Dakar, 13 Mai (SL-INFO) – Tandis que le président français Emmanuel Macron recevait des applaudissements au sein de l’hôtel Serena et du Centre international de conférences Kenyatta, les rues de Nairobi parlaient un tout autre langage. Environ un millier de panafricanistes venus de divers horizons ont défilé dans le centre de la capitale kényane pour signifier que l’Afrique n’a pas oublié son histoire.

Un verdict contre l’impérialisme

« Bas les pattes de l’Afrique ! », « Macron, diable français — dehors ! », ou encore « La France hors d’Afrique ! » : ces slogans ont retenti comme un véritable réquisitoire contre le sommet « Africa Forward ». Organisé par Paris les 11 et 12 mai à Nairobi, ce sommet intervient alors que la France cherche de nouveaux points d’appui sur le continent après avoir été évincée du Mali, du Burkina Faso et du Niger.

Cependant, cette tentative de rapprochement se heurte à une résistance populaire farouche.
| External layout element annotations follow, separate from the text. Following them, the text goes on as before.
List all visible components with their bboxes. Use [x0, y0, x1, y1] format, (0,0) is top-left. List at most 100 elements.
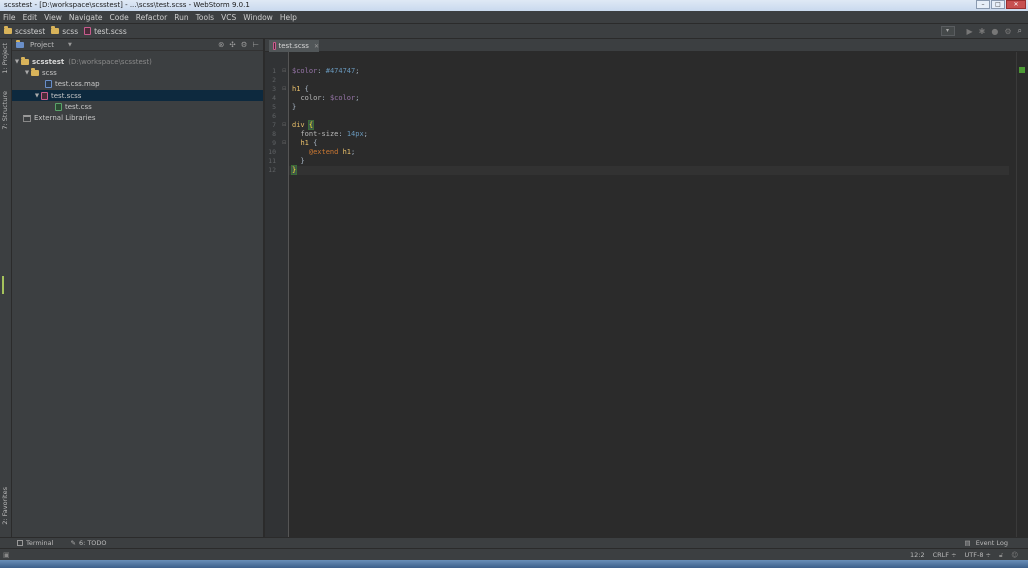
project-tool-tab[interactable]: 1: Project: [1, 43, 9, 74]
terminal-label: Terminal: [26, 539, 54, 547]
menu-refactor[interactable]: Refactor: [136, 13, 167, 22]
menu-run[interactable]: Run: [174, 13, 188, 22]
menu-help[interactable]: Help: [280, 13, 297, 22]
minimize-button[interactable]: –: [976, 0, 990, 9]
tree-item-scss[interactable]: ▼ scss: [12, 67, 263, 78]
line-number: 10: [268, 148, 276, 156]
expand-arrow-icon[interactable]: ▼: [33, 93, 41, 99]
code-content: $color: #474747; h1 { color: $color; } d…: [290, 67, 368, 175]
window-title: scsstest - [D:\workspace\scsstest] - ...…: [4, 1, 250, 9]
breadcrumb-folder[interactable]: scss: [51, 26, 79, 36]
run-icon[interactable]: ▶: [967, 27, 973, 36]
scss-file-icon: [84, 27, 92, 35]
line-number: 7: [272, 121, 276, 129]
line-number: 5: [272, 103, 276, 111]
tab-test-scss[interactable]: test.scss ✕: [269, 40, 319, 52]
tree-item-external-libraries[interactable]: External Libraries: [12, 112, 263, 123]
scss-file-icon: [41, 91, 48, 100]
fold-marker-icon[interactable]: ⊟: [282, 68, 286, 74]
close-tab-icon[interactable]: ✕: [314, 43, 319, 50]
todo-label: 6: TODO: [78, 539, 107, 547]
project-panel-header: Project ▼ ⊗ ✣ ⚙ ⊢: [12, 39, 263, 51]
tree-item-scss-file[interactable]: ▼ test.scss: [12, 89, 263, 102]
collapse-icon[interactable]: ✣: [229, 40, 235, 49]
stop-icon[interactable]: ●: [991, 27, 998, 36]
tree-item-label: test.css.map: [55, 80, 100, 89]
menu-view[interactable]: View: [44, 13, 62, 22]
line-number: 8: [272, 130, 276, 138]
fold-marker-icon[interactable]: ⊟: [282, 122, 286, 128]
run-config-dropdown[interactable]: ▾: [940, 26, 955, 36]
breadcrumb-label: scss: [62, 26, 79, 36]
event-log-icon: ▤: [964, 539, 971, 547]
hide-panel-icon[interactable]: ⊢: [252, 40, 259, 49]
menu-bar: File Edit View Navigate Code Refactor Ru…: [0, 11, 1028, 23]
menu-vcs[interactable]: VCS: [221, 13, 236, 22]
caret-position[interactable]: 12:2: [910, 551, 925, 560]
tree-item-label: External Libraries: [34, 114, 96, 123]
line-number: 4: [272, 94, 276, 102]
tab-label: test.scss: [278, 42, 309, 50]
fold-marker-icon[interactable]: ⊟: [282, 86, 286, 92]
caret-line-highlight: [289, 166, 1009, 175]
terminal-tool-button[interactable]: Terminal: [17, 539, 53, 547]
tree-item-label: test.css: [65, 102, 92, 111]
project-view-label[interactable]: Project: [30, 41, 54, 49]
fold-marker-icon[interactable]: ⊟: [282, 140, 286, 146]
code-line: color: $color;: [300, 94, 360, 102]
tree-item-css[interactable]: test.css: [12, 101, 263, 112]
expand-arrow-icon[interactable]: ▼: [23, 70, 31, 76]
menu-code[interactable]: Code: [110, 13, 129, 22]
terminal-icon: [17, 540, 23, 546]
close-window-button[interactable]: ✕: [1006, 0, 1026, 9]
project-panel: Project ▼ ⊗ ✣ ⚙ ⊢ ▼ scsstest (D:\workspa…: [12, 39, 264, 537]
settings-icon[interactable]: ⚙: [1004, 27, 1011, 36]
todo-tool-button[interactable]: ✎ 6: TODO: [70, 539, 106, 547]
event-log-label: Event Log: [975, 539, 1008, 547]
inspection-ok-icon[interactable]: [1019, 67, 1025, 73]
breadcrumb-project[interactable]: scsstest: [4, 26, 46, 36]
file-encoding[interactable]: UTF-8 ÷: [965, 551, 991, 560]
menu-tools[interactable]: Tools: [196, 13, 214, 22]
status-toggle-icon[interactable]: ▣: [3, 551, 10, 559]
line-separator[interactable]: CRLF ÷: [933, 551, 957, 560]
expand-arrow-icon[interactable]: ▼: [13, 59, 21, 65]
css-file-icon: [55, 102, 62, 111]
menu-navigate[interactable]: Navigate: [69, 13, 103, 22]
inspector-icon[interactable]: ☺: [1011, 551, 1018, 560]
error-stripe[interactable]: [1016, 52, 1028, 537]
navigation-bar: scsstest scss test.scss ▾ ▶ ✱ ● ⚙ ⌕: [0, 23, 1028, 39]
menu-window[interactable]: Window: [243, 13, 273, 22]
tree-root-path: (D:\workspace\scsstest): [68, 57, 152, 66]
breadcrumb-label: scsstest: [15, 26, 46, 36]
folder-icon: [21, 56, 29, 65]
breadcrumb-file[interactable]: test.scss: [84, 27, 127, 36]
search-icon[interactable]: ⌕: [1018, 26, 1022, 36]
line-number: 1: [272, 67, 276, 75]
code-editor[interactable]: 1 2 3 4 5 6 7 8 9 10 11 12 ⊟ ⊟ ⊟ ⊟ $colo…: [265, 52, 1028, 537]
tree-root[interactable]: ▼ scsstest (D:\workspace\scsstest): [12, 56, 263, 67]
code-line: h1 {: [300, 139, 318, 147]
chevron-down-icon[interactable]: ▼: [68, 42, 72, 48]
favorites-tool-tab[interactable]: 2: Favorites: [1, 487, 9, 525]
gear-icon[interactable]: ⚙: [241, 40, 248, 49]
line-number: 2: [272, 76, 276, 84]
structure-tool-tab[interactable]: 7: Structure: [1, 91, 9, 130]
debug-icon[interactable]: ✱: [979, 27, 986, 36]
sync-icon[interactable]: ⊗: [218, 40, 224, 49]
code-line: }: [292, 157, 305, 165]
folder-icon: [4, 26, 12, 34]
project-view-icon: [16, 39, 24, 48]
lock-icon[interactable]: 🔓︎: [999, 551, 1003, 560]
tree-item-map[interactable]: test.css.map: [12, 79, 263, 90]
library-icon: [23, 114, 31, 122]
menu-edit[interactable]: Edit: [23, 13, 38, 22]
folder-icon: [51, 26, 60, 34]
code-line: div {: [292, 120, 315, 130]
menu-file[interactable]: File: [3, 13, 16, 22]
editor-gutter: 1 2 3 4 5 6 7 8 9 10 11 12 ⊟ ⊟ ⊟ ⊟: [265, 52, 289, 537]
line-number: 6: [272, 112, 276, 120]
maximize-button[interactable]: □: [991, 0, 1005, 9]
event-log-button[interactable]: ▤ Event Log: [964, 539, 1008, 547]
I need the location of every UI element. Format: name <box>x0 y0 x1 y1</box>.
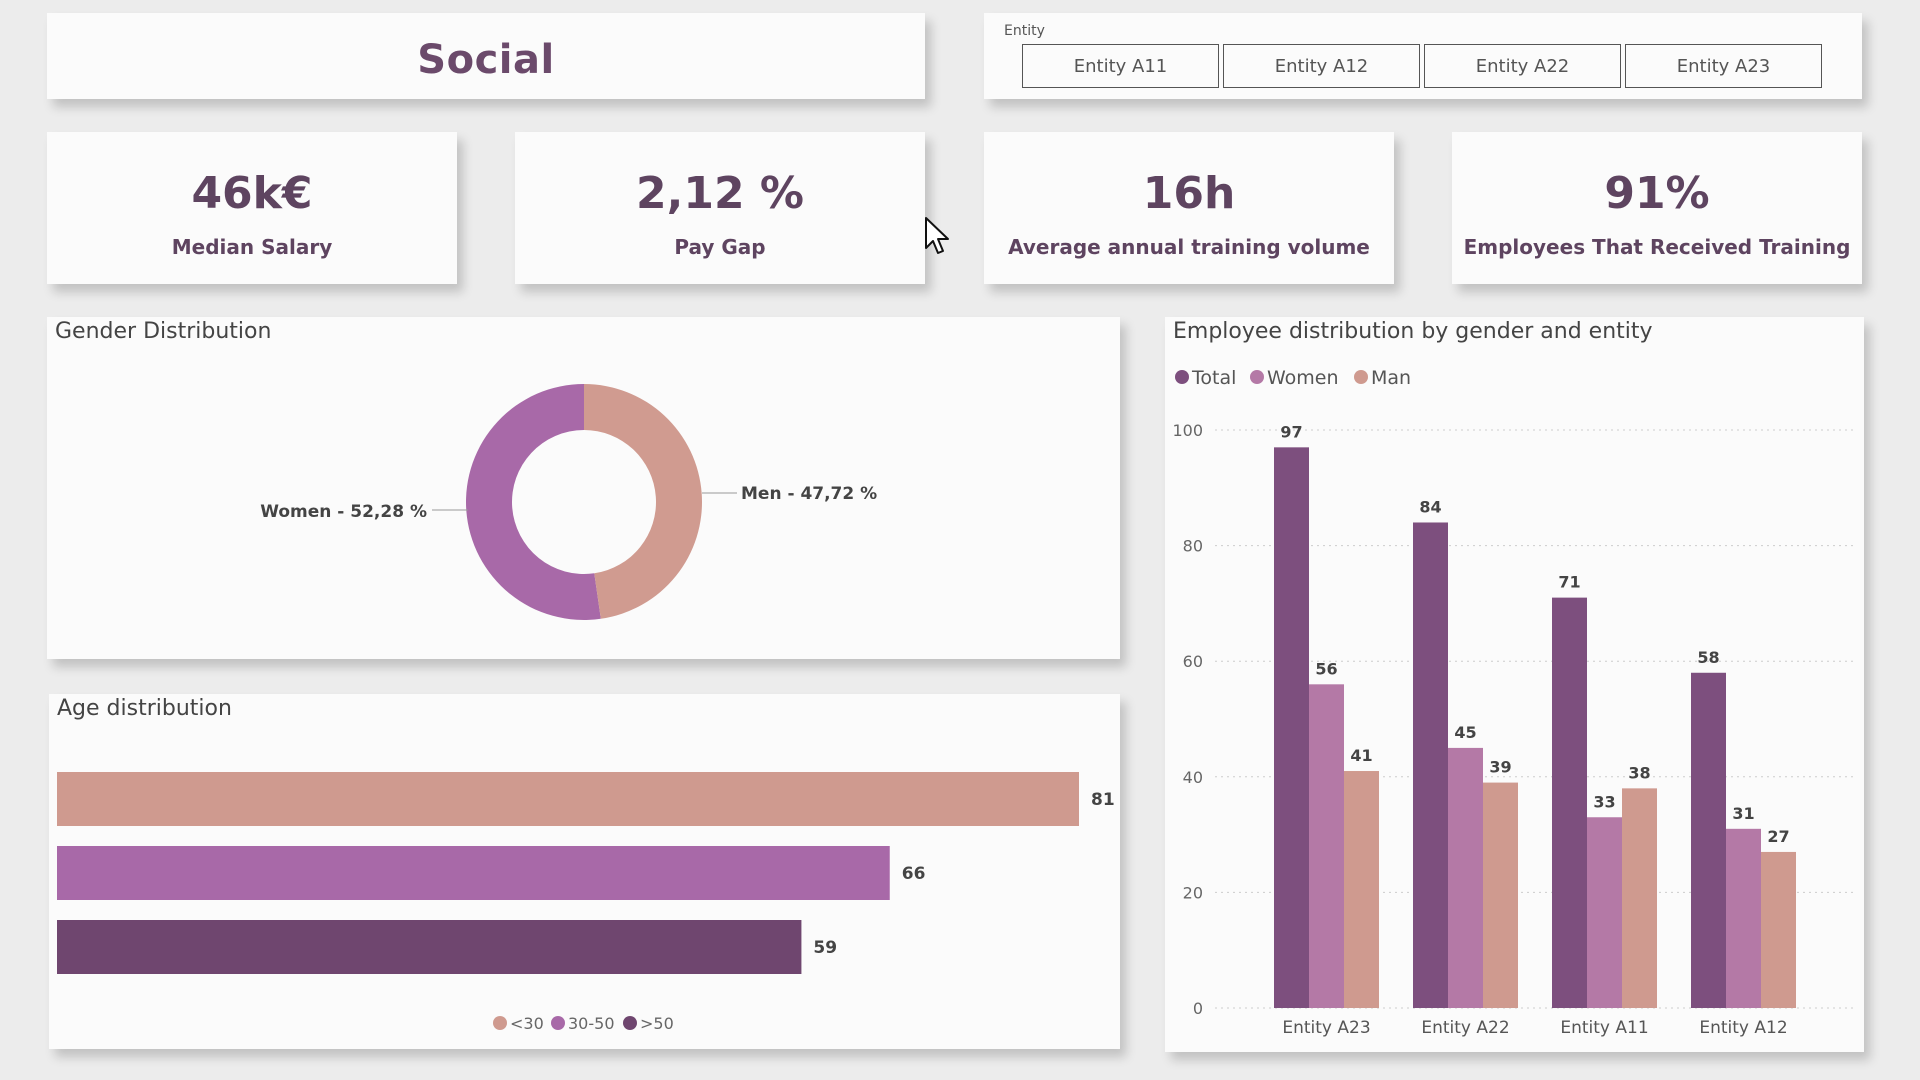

La police kényane a dispersé les manifestants pacifiques à l’aide de gaz lacrymogènes et de tirs, repoussant les cortèges loin des sites officiels. Au moins 15 personnes ont été arrêtées lors de ces heurts.

« La répression ne vaincra pas la lutte »

La répression policière n’a pas entamé la détermination des opposants. Sur le réseau social X, un participant s’est adressé directement au président français : « Nous vous rappelons, à vous et à votre marionnette Ruto, que la répression n’a jamais vaincu la lutte du peuple. Les camps coloniaux n’ont pas brisé le mouvement de libération. Vous n’êtes pas les bienvenus au Kenya, la terre des Mau Mau ».

Alors que Paris présente « Africa Forward » comme une « nouvelle page » dans ses relations avec le continent, les mouvements panafricanistes y voient un colonialisme rebaptisé sous un emballage diplomatique. Pour ces derniers, la lutte pour la souveraineté totale continue.